E. 6.3 L’exécution du renvoi ne peut pas être raisonnablement exigée si le renvoi ou l’expulsion de l’étranger dans son pays d’origine ou de provenance le met concrètement en danger, par exemple en cas de guerre, de guerre civile, de violence généralisée ou de nécessité médicale (art. 83 al. 4 LEI ; cf. ATAF 2014/26 consid. 7.3 à 7.10).

E. 6.4 L’exécution du renvoi n’est pas possible lorsque l’étranger ne peut pas quitter la Suisse pour son Etat d’origine, son Etat de provenance ou un Etat tiers, ni être renvoyé dans un de ces Etats (art. 83 al. 2 LEI).

E. 7.1 En l’occurrence, l’exécution du renvoi ne contrevient pas au principe de non-refoulement de l’art. 5 LAsi, le recourant n’ayant pas rendu vraisemblable (cf. art. 7 LAsi) qu’il serait exposé, en cas de retour au Cameroun, à de sérieux préjudices au sens de l’art. 3 LAsi (cf. consid. 4 supra).

E. 7.2 Le dossier ne comporte pas non plus d’indice sérieux et convainquant rendant à tout le moins vraisemblable un risque avéré, concret et imminent

D-501/2025 Page 9 de traitement contraire à l’art. 3 CEDH, à l’art. 3 Conv. torture (RS 0.105) ou à d’autres dispositions contraignantes du droit international public. L’exécution du renvoi est donc licite (cf. art. 83 al. 3 LEI).

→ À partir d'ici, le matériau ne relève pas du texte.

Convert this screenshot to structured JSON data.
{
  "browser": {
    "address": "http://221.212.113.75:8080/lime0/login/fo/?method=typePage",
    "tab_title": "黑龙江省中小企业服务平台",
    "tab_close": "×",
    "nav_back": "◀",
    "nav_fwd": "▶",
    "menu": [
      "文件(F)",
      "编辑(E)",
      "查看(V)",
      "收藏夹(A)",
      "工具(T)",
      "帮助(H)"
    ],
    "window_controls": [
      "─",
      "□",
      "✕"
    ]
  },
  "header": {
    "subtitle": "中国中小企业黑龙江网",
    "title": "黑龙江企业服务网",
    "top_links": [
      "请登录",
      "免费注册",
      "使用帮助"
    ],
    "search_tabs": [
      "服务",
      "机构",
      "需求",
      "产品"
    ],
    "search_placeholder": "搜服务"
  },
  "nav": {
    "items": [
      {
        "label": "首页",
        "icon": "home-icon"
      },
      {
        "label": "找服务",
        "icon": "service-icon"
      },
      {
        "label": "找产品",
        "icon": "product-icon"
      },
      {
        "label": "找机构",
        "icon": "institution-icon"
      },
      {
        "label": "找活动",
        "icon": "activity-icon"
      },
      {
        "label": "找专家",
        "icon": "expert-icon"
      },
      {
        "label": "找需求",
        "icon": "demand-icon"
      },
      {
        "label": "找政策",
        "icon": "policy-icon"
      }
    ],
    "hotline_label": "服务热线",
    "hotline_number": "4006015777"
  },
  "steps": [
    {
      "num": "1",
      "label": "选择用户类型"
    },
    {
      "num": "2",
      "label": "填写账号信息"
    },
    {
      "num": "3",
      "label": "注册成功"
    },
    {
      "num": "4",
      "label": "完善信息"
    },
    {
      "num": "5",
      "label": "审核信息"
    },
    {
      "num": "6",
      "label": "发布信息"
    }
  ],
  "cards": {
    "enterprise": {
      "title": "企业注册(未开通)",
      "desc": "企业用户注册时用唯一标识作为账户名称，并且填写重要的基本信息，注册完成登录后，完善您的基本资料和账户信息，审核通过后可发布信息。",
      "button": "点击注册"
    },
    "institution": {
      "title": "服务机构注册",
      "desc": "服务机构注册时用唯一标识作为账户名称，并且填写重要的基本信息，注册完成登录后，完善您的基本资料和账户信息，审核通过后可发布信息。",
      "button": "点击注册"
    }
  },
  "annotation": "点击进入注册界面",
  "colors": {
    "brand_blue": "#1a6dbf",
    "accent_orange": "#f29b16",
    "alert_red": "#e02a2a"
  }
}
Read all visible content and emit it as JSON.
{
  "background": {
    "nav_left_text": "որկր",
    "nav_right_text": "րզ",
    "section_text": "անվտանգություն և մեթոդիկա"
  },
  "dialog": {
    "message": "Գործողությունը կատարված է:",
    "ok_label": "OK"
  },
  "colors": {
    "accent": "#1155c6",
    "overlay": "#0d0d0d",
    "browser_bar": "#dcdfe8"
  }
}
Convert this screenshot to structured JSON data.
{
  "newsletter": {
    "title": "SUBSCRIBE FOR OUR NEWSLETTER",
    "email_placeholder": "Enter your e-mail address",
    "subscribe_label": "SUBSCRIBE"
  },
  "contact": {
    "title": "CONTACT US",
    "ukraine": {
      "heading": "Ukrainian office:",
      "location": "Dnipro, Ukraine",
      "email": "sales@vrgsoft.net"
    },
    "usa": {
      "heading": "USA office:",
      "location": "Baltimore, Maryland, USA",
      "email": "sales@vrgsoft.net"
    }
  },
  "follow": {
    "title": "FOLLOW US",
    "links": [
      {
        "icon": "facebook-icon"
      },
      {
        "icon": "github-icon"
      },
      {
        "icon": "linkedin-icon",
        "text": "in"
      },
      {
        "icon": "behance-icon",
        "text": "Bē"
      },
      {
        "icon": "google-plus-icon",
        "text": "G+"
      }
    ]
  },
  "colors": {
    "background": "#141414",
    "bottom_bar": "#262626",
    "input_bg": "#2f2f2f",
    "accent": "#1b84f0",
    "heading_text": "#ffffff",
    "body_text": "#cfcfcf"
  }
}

E. 7.3 Sous l’angle de l’exigibilité du renvoi, le Cameroun ne connaît pas sur l’ensemble de son territoire une situation de guerre, de guerre civile ou de violence généralisée qui permettrait d’emblée et en soi, à propos de tous les ressortissants du pays, de présumer l’existence d’une mise en danger concrète au sens de l’art. 83 al. 4 LEI (cf. notamment l’arrêt E-8009/2024 du 10 janvier 2025). Dans le cas particulier, le recourant est en bonne santé. Il est en outre qualifié et au bénéfice d’expériences professionnelles variées. Plus encore, il a longuement vécu au Cameroun, y compris en région francophone, à Yaoundé, où vivent d’ailleurs l’un de ses enfants et la mère de ce dernier. Rien ne porte à croire qu’il ne serait pas en mesure de s’y établir. L’exécution du renvoi est ainsi raisonnablement exigible.

E. 7.4 L’exécution du renvoi est également possible (cf. art. 83 al. 2 LEI ; ATAF 2008/34 consid. 12 et réf. cit.), le recourant – dont le passeport est échu en (…) 2025 (cf. dossier SEM pce 7) – étant tenu de collaborer à l’obtention de tout document nécessaire pour retourner dans son pays d’origine.

E. 7.5 La décision du SEM doit donc également être confirmée en ce qu'elle ordonne l'exécution du renvoi et le recours rejeté sur ce point.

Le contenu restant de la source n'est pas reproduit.